Overwiening: »Kassen und Politik können oder wollen nicht rechnen« |
Daniela Hüttemann |
05.06.2024 18:00 Uhr |
Selbst niedrige Schätzungen würden von jährlichen Kosten für die Nonadhärenz (jeder zweite Patient!) von 10 Milliarden Euro ausgehen. »Wir kosten die GKV derzeit nur 5,74 Milliarden Euro pro Jahr – wenn wir das bekommen würden, was wir hier helfen könnten, den Krankenkassen einzusparen, wären wir sehr einverstanden – aber dann muss man uns auch machen lassen. Dazu brauchen wir mehr Entscheidungskompetenzen und weniger Bürokratie«, sagte die ABDA-Präsidentin. Denn auch Bürokratie-Abbau sei eine finanzielle Belastung. Trotzdem werde es nicht ohne zusätzliches Geld im Apothekensystem gehen.
Die ABDA habe dem Minister zudem durchaus Vorschläge gemacht, wie man die Apotheken entlasten und stärken könnte, auch ohne das vom Minister ungeliebte Gießkannenprinzip anzuwenden – und ohne ein eigenes Gesetz. Denn wann und wie die von Lauterbach angekündigte Apothekenreform kommt, ist weiterhin mit vielen Fragezeichen versehen.
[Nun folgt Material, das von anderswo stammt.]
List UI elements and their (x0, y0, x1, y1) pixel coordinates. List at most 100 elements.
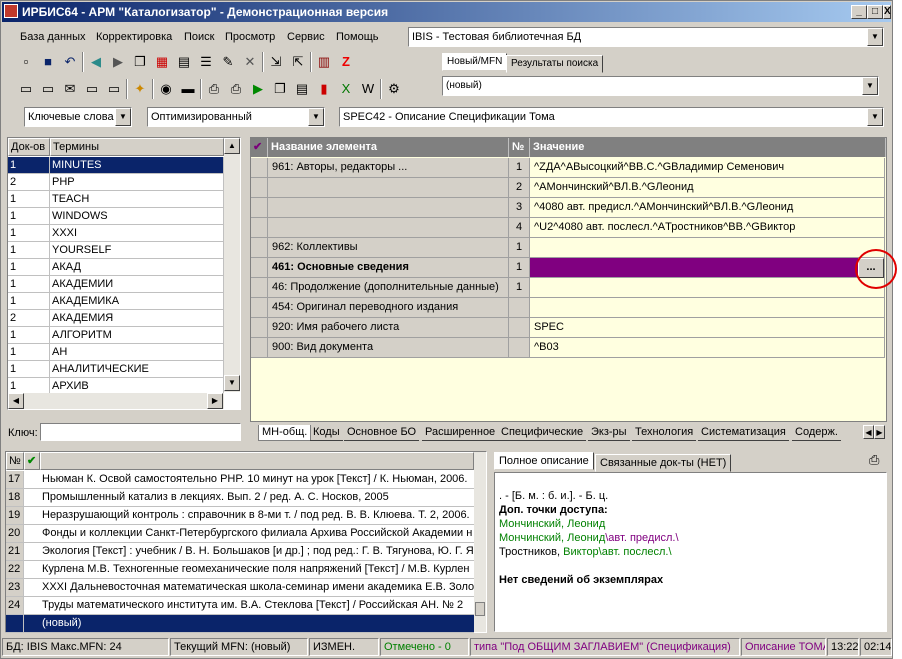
terms-row[interactable]: 1 АН (8, 344, 224, 361)
tools-icon[interactable]: ✦ (130, 79, 150, 99)
grid-row[interactable]: 2 ^AМончинский^BЛ.В.^GЛеонид (251, 178, 886, 198)
database-select[interactable]: IBIS - Тестовая библиотечная БД ▼ (408, 27, 884, 47)
terms-header-count[interactable]: Док-ов (8, 138, 50, 156)
paste-icon[interactable]: ▤ (174, 52, 194, 72)
preview-icon[interactable]: ◉ (156, 79, 176, 99)
printer-icon[interactable]: ⎙ (869, 452, 879, 468)
forward-icon[interactable]: ▶ (108, 52, 128, 72)
tab-4[interactable]: Расширенное (422, 425, 499, 441)
copy-icon[interactable]: ❐ (130, 52, 150, 72)
grid-row[interactable]: 46: Продолжение (дополнительные данные) 1 (251, 278, 886, 298)
comment-icon[interactable]: ▭ (16, 79, 36, 99)
list-item[interactable]: 18 Промышленный катализ в лекциях. Вып. 2… (6, 489, 474, 507)
list-icon[interactable]: ☰ (196, 52, 216, 72)
pages-icon[interactable]: ❐ (270, 79, 290, 99)
z3950-icon[interactable]: Z (336, 52, 356, 72)
tab-8[interactable]: Систематизация (698, 425, 789, 441)
grid-element-value[interactable] (530, 258, 885, 278)
scroll-up-icon[interactable]: ▲ (224, 138, 240, 154)
terms-row[interactable]: 2 АКАДЕМИЯ (8, 310, 224, 327)
grid-row-selector[interactable] (251, 258, 268, 278)
delete-icon[interactable]: ✕ (240, 52, 260, 72)
menu-edit[interactable]: Корректировка (96, 31, 172, 43)
grid-header-number[interactable]: № (509, 138, 530, 157)
tab-scroll-left-icon[interactable]: ◀ (863, 425, 874, 439)
optimize-select[interactable]: Оптимизированный ▼ (147, 107, 325, 127)
terms-row[interactable]: 1 АЛГОРИТМ (8, 327, 224, 344)
mail-icon[interactable]: ✉ (60, 79, 80, 99)
export-icon[interactable]: ⇱ (288, 52, 308, 72)
check-all-icon[interactable]: ✔ (251, 138, 268, 157)
mfn-select[interactable]: (новый) ▼ (442, 76, 879, 96)
settings-icon[interactable]: ⚙ (384, 79, 404, 99)
grid-row-selector[interactable] (251, 198, 268, 218)
tab-1[interactable]: МН-общ. (258, 425, 312, 441)
undo-icon[interactable]: ↶ (60, 52, 80, 72)
grid-element-value[interactable]: ^AМончинский^BЛ.В.^GЛеонид (530, 178, 885, 198)
edit-icon[interactable]: ✎ (218, 52, 238, 72)
grid-row-selector[interactable] (251, 158, 268, 178)
import-icon[interactable]: ⇲ (266, 52, 286, 72)
tab-new-mfn[interactable]: Новый/MFN (442, 53, 508, 71)
tab-3[interactable]: Основное БО (344, 425, 420, 441)
grid-row-selector[interactable] (251, 238, 268, 258)
grid-row[interactable]: 920: Имя рабочего листа SPEC (251, 318, 886, 338)
tab-full-description[interactable]: Полное описание (494, 452, 594, 470)
terms-scrollbar[interactable]: ▲ ▼ (224, 138, 240, 392)
comment-edit-icon[interactable]: ▭ (38, 79, 58, 99)
terms-row[interactable]: 1 АКАДЕМИКА (8, 293, 224, 310)
terms-row[interactable]: 2 PHP (8, 174, 224, 191)
grid-row-selector[interactable] (251, 278, 268, 298)
maximize-button[interactable]: □ (867, 5, 883, 19)
terms-header-term[interactable]: Термины (50, 138, 224, 156)
run-icon[interactable]: ▶ (248, 79, 268, 99)
save-icon[interactable]: ■ (38, 52, 58, 72)
menu-database[interactable]: База данных (20, 31, 86, 43)
terms-row[interactable]: 1 АКАД (8, 259, 224, 276)
tab-2[interactable]: Коды (310, 425, 343, 441)
excel-icon[interactable]: X (336, 79, 356, 99)
grid-row[interactable]: 4 ^U2^4080 авт. послесл.^AТростников^BB.^… (251, 218, 886, 238)
print-icon[interactable]: ⎙ (204, 79, 224, 99)
tab-linked-docs[interactable]: Связанные док-ты (НЕТ) (595, 454, 732, 472)
terms-row[interactable]: 1 WINDOWS (8, 208, 224, 225)
terms-row[interactable]: 1 АКАДЕМИИ (8, 276, 224, 293)
list-item[interactable]: 22 Курлена М.В. Техногенные геомеханическ… (6, 561, 474, 579)
grid-row-selector[interactable] (251, 178, 268, 198)
tab-search-results[interactable]: Результаты поиска (506, 55, 604, 73)
grid-row-selector[interactable] (251, 318, 268, 338)
report-icon[interactable]: ▤ (292, 79, 312, 99)
terms-row[interactable]: 1 АНАЛИТИЧЕСКИЕ (8, 361, 224, 378)
grid-element-value[interactable] (530, 278, 885, 298)
back-icon[interactable]: ◀ (86, 52, 106, 72)
close-button[interactable]: X (883, 5, 891, 19)
grid-icon[interactable]: ▦ (152, 52, 172, 72)
search-mode-select[interactable]: Ключевые слова ▼ (24, 107, 132, 127)
chart-icon[interactable]: ▮ (314, 79, 334, 99)
grid-element-value[interactable]: ^B03 (530, 338, 885, 358)
tab-9[interactable]: Содерж. (792, 425, 841, 441)
key-input[interactable] (40, 423, 241, 441)
grid-row-selector[interactable] (251, 338, 268, 358)
barcode-icon[interactable]: ▥ (314, 52, 334, 72)
new-doc-icon[interactable]: ▫ (16, 52, 36, 72)
list-item[interactable]: 23 XXXI Дальневосточная математическая шк… (6, 579, 474, 597)
message-edit-icon[interactable]: ▭ (104, 79, 124, 99)
grid-element-value[interactable]: ^U2^4080 авт. послесл.^AТростников^BB.^G… (530, 218, 885, 238)
grid-element-value[interactable] (530, 298, 885, 318)
terms-row[interactable]: 1 XXXI (8, 225, 224, 242)
list-item[interactable]: 24 Труды математического института им. В.… (6, 597, 474, 615)
grid-row[interactable]: 961: Авторы, редакторы ... 1 ^ZДА^AВысоцки… (251, 158, 886, 178)
message-icon[interactable]: ▭ (82, 79, 102, 99)
list-item[interactable]: (новый) (6, 615, 474, 633)
results-header-check[interactable]: ✔ (24, 452, 40, 470)
grid-row-selector[interactable] (251, 298, 268, 318)
folder-icon[interactable]: ▬ (178, 79, 198, 99)
menu-service[interactable]: Сервис (287, 31, 325, 43)
grid-element-value[interactable]: ^4080 авт. предисл.^AМончинский^BЛ.В.^GЛ… (530, 198, 885, 218)
tab-7[interactable]: Технология (632, 425, 697, 441)
terms-row[interactable]: 1 MINUTES (8, 157, 224, 174)
tab-scroll-right-icon[interactable]: ▶ (874, 425, 885, 439)
grid-header-name[interactable]: Название элемента (268, 138, 509, 157)
grid-element-value[interactable]: SPEC (530, 318, 885, 338)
Daran hänge allerdings die Kommunikationsstrategie der ABDA mit weiteren Maßnahmen, erklärte Overwiening und bremste Forderungen nach Streiks. Sie versprach: »Im Verlauf der nächsten Monate werden wir intensiven Kontakt mit dem Parlament halten, unsere Leistungen betonen und auch andere Wege probieren – dann werden wir Chancen haben.«
Gespräche auf höchster Ebene reichten aber nicht: Jede einzelne Apotheke müsse ihre Leistungen und ihren Wert erlebbar machen und auch kommunizieren. »Wir sind hochgradig intrinsisch motiviert und wollen für die Menschen da sein, deshalb haben wir Pharmazie studiert und nicht BWL, das ist unser roter Faden. Dem zu folgen, werden wir uns nicht abbringen lassen, auch wenn man uns dafür heute nicht gerecht und angemessen honoriert.«
Denn die Apotheke sei mehr als die logistische Abgabe eines Arzneimittels. Versorgung entstehe erst im persönlichen Kontakt – wenn beim Aushändigen des Arzneimittels Fragen kommen oder man als Heilberufler erkennt, der Patient braucht noch etwas, ob eine Rückfrage beim Arzt, einen aktualisierten Medikationsplan oder eine pharmazeutische Dienstleistung. Diese Versorgungsrealität würden viele Politiker gar nicht kennen, nur weil sie selbst (noch) nicht betroffen sind oder waren.
»Wir müssen deutlich machen, was wir leisten und was verloren geht, wenn Apotheken schließen – und zwar wir alle«, so die Kammerpräsidentin. Das sei nicht allein Aufgabe der Berufsvertretung oder der Apothekeninhabenden, sondern auch aller angestellten Apothekerinnen, Apotheker und PTA. Sie sollten ihren Abgeordneten aus ihrer persönlichen Situation schreiben, ihre Ängste und Belastung schildern, aber konstruktiv und nicht beleidigend.